Dalam konteks mengolah makanan, Tungku merupakan instrumen utama untuk memasak. Tungku dibuat dari lapisan pasir dan kayu yang diletakan diatas lembaran pelepah sagu agar tidak membakar lantai. Sumber api yang berasal dari tungku digunakan untuk membakar bola sagu dan makanan lainnya. Sebatang kayu berfungsi sebagai pengambil makanan dan bahan bakar tungku.
KAMPUNG
(RESETTLEMENT)
Resettlement menjadi area yg dekat dan mudah terpapar oleh pengaruh dari luar. Contoh kampung yang ada di resettlement adalah Yafufla & Sinimburu. Kampung dapat diakses melalui sungai dengan pola kampung terpusat dan berdampingan.
KAMPUNG YAFUFLA
Yafufla adalah nama sebuah kampung yang berada di pinggir sungai, jejeran rumahnya terletak di atas bukit. Kampung ini terdapat 2 suku yang tinggal, suku Korowai dan Kombai. Bangunan-bangunan yang ada memiliki orientasi menghadap ke jalan. Hal ini sangat berbeda dengan dusun yang memiliki orientasi arah matahari. Bukan hanya sekadar tumpukan pasir putih yang padat rapi dan panjang, tetapi jalan membentuk hubungan antar bangunan. Semua warga melalui jalan ini. Ruang setiap pribadi terbuka untuk dilihat orang lain dan diketahui orang lain apa yang akan dilakukan. Orientasi individu berubah menjadi keinginan melihat sosial.

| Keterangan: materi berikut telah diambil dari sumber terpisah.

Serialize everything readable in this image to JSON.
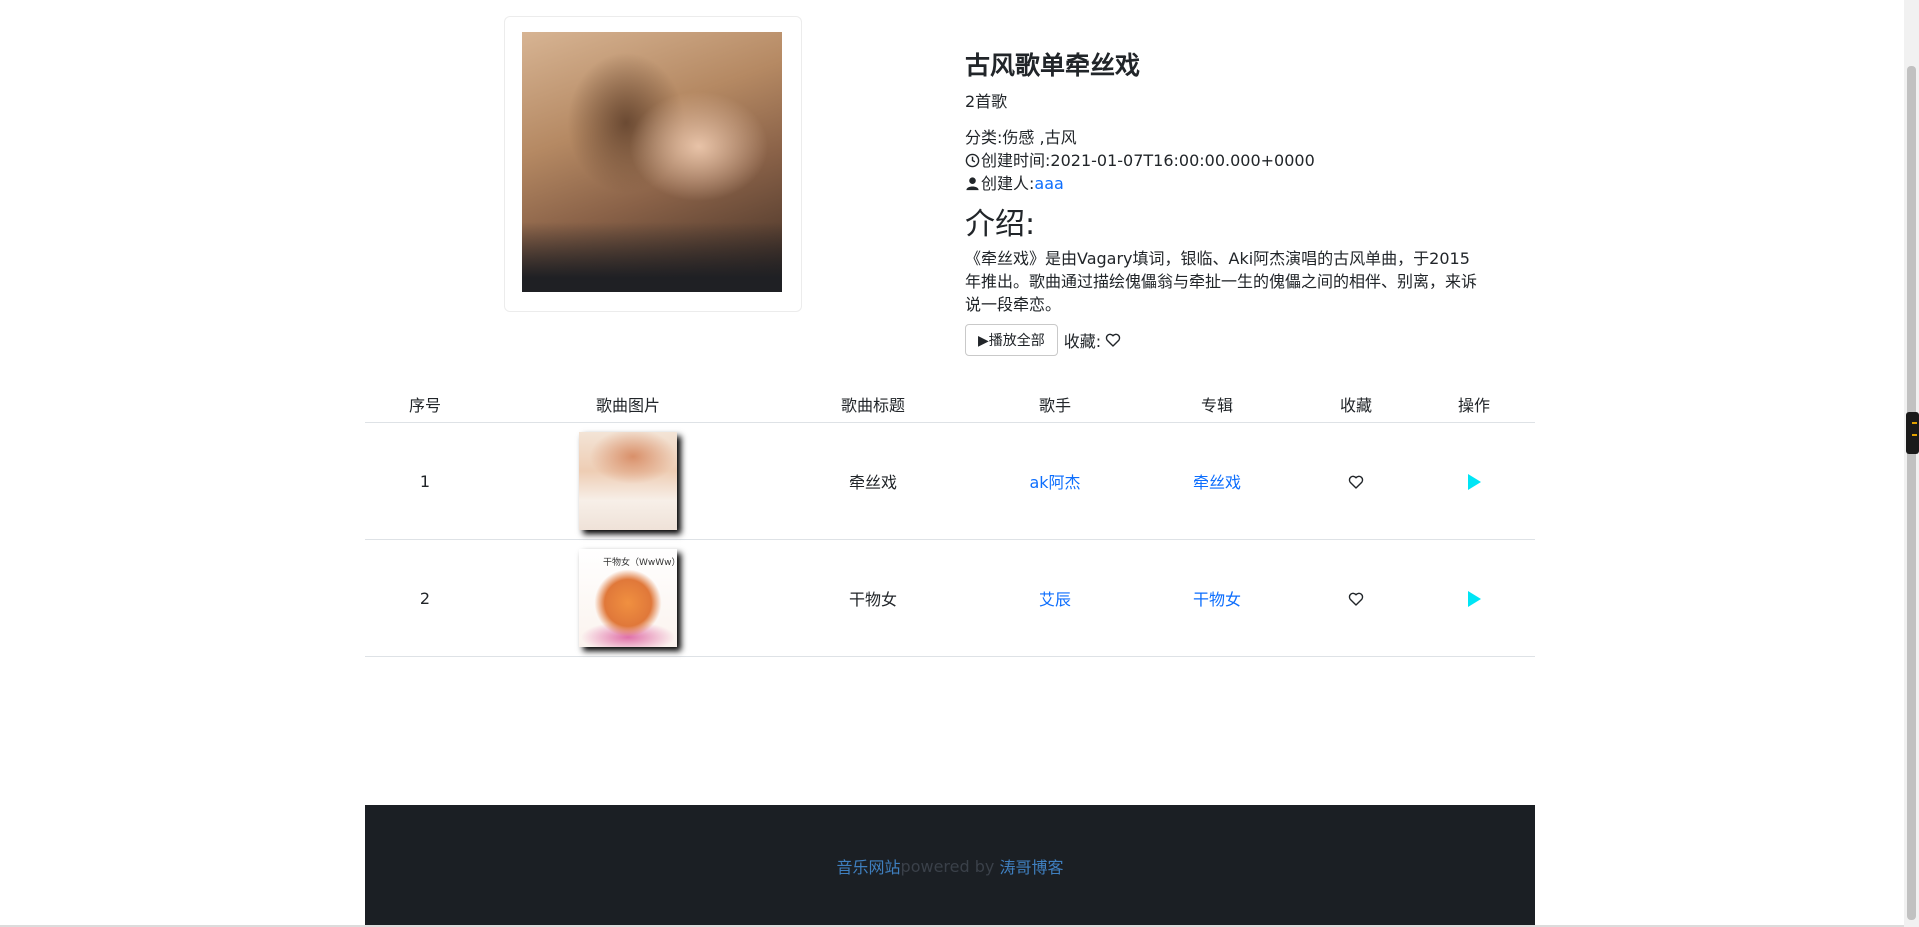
{
  "playlist": {
    "title": "古风歌单牵丝戏",
    "count": "2首歌",
    "category_label": "分类:",
    "category_value": "伤感 ,古风",
    "created_label": "创建时间:",
    "created_value": "2021-01-07T16:00:00.000+0000",
    "creator_label": "创建人:",
    "creator_value": "aaa",
    "intro_heading": "介绍:",
    "intro_text": "《牵丝戏》是由Vagary填词，银临、Aki阿杰演唱的古风单曲，于2015年推出。歌曲通过描绘傀儡翁与牵扯一生的傀儡之间的相伴、别离，来诉说一段牵恋。",
    "play_all_label": "▶播放全部",
    "favorite_label": "收藏:"
  },
  "table": {
    "headers": [
      "序号",
      "歌曲图片",
      "歌曲标题",
      "歌手",
      "专辑",
      "收藏",
      "操作"
    ],
    "rows": [
      {
        "index": "1",
        "title": "牵丝戏",
        "singer": "ak阿杰",
        "album": "牵丝戏"
      },
      {
        "index": "2",
        "title": "干物女",
        "singer": "艾辰",
        "album": "干物女",
        "thumb_text": "干物女（WwWw）"
      }
    ]
  },
  "footer": {
    "site_link": "音乐网站",
    "powered_text": "powered by",
    "blog_link": "涛哥博客"
  },
  "colors": {
    "link": "#0d6efd",
    "play_icon": "#00e5f5",
    "footer_bg": "#1b1f24"
  },
  "icons": [
    "clock-icon",
    "user-icon",
    "heart-outline-icon",
    "play-icon"
  ]
}
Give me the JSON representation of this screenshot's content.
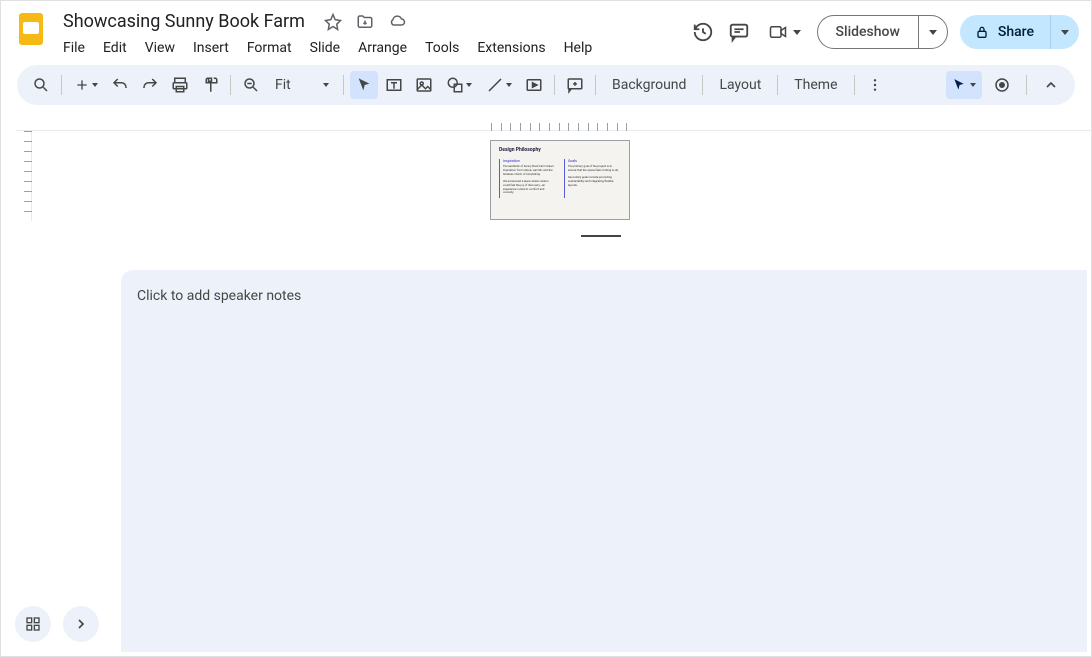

Beberapa rumah warga memiliki elevasi lebih rendah dari rumah tinggi. Tidak hanya elevasi yang berubah, tetapi juga perubahan cara membangun rumah yang berbeda dari rumah pohon. Terdapat dua jenis rumah dari penduduk Yafufula dibedakan dari asal materialnya. Terdapat rumah yang dibuat dari olahan kayu pohon lokal dibantu peralatan dasar seperti gergaji, paku, dan palu untuk menghaluskannya. Bagian atap dibuat dari seng tanpa plafon, dengan engsel pada pintu dan jendela. Beberapa rumah juga mulai menggunakan semen dan batako sebagai bagian pondasi.
Sementara pada rumah dengan material kayu sagu, proses konstruksinya hampir sama. Namun tidak menggunakan kayu dan seng melainkan tali akar sebagai perekat sendi dengan daun sagu sebagai atap. Jenis kedua masih membawa ciri kesukuan dengan keberadaan kolong rumah setinggi 1 - 1,4 meter. Hal ini dilakukan untuk mencegah hewan memasuki rumah. Kolong rumah yang gelap, diisi oleh ayam dan sampah. Kebiasaaan suku korowai menjatuhkan sisa makanan kebawah pun tetap dilakukan, dan kebiasaaan menggantung pun tetap dilakukan. Kolong menjadi identitas perubahan yang signifikan. Perubahan elevasi memberikan sebuah identitas baru bagi suku Korowai. Namun, pada beberapa rumah yang baru dibangun kolong tidak ditemukan tetapi digantikan daun pintu.
PROSES PENGOLAHAN SAGU
Proses memangkur sagu (memanen sagu) merupakan hal yang sangat penting bagi suku korowai sebab sagu (Ho) merupakan makanan pokok mereka. Saat memangkur sagu suku korowai dapat membedakan antara sagu yang dapat dipanen dan belum. Salah satu indikasi pohon sagu yang matang adalah ukuran batang yang besar dengan daun tinggi menjulang.
Kegiatan ini dimulai dengan menebang pohon sagu. Hal ini membutuhkan tenaga dua orang laki-laki; satu menggunakan kapak batu, dan satu menggunakan kayu panjang berujungnya runcing seperti bambu.Titik tebang sejajar dengan dada untuk menyesuaikan arah kapak dan mendukung proses berikutnya.
Mereka akan berhenti sesekali untuk membersihkan bagian pohon sebelum melanjutkan kembali proses menebang. Saat berhenti, bambu runcing berguna untuk mencungkil bagian yang sudah terkikis kapak. Kira-kira dalam 60 menit proses penebangan pohon sagu telah selesai.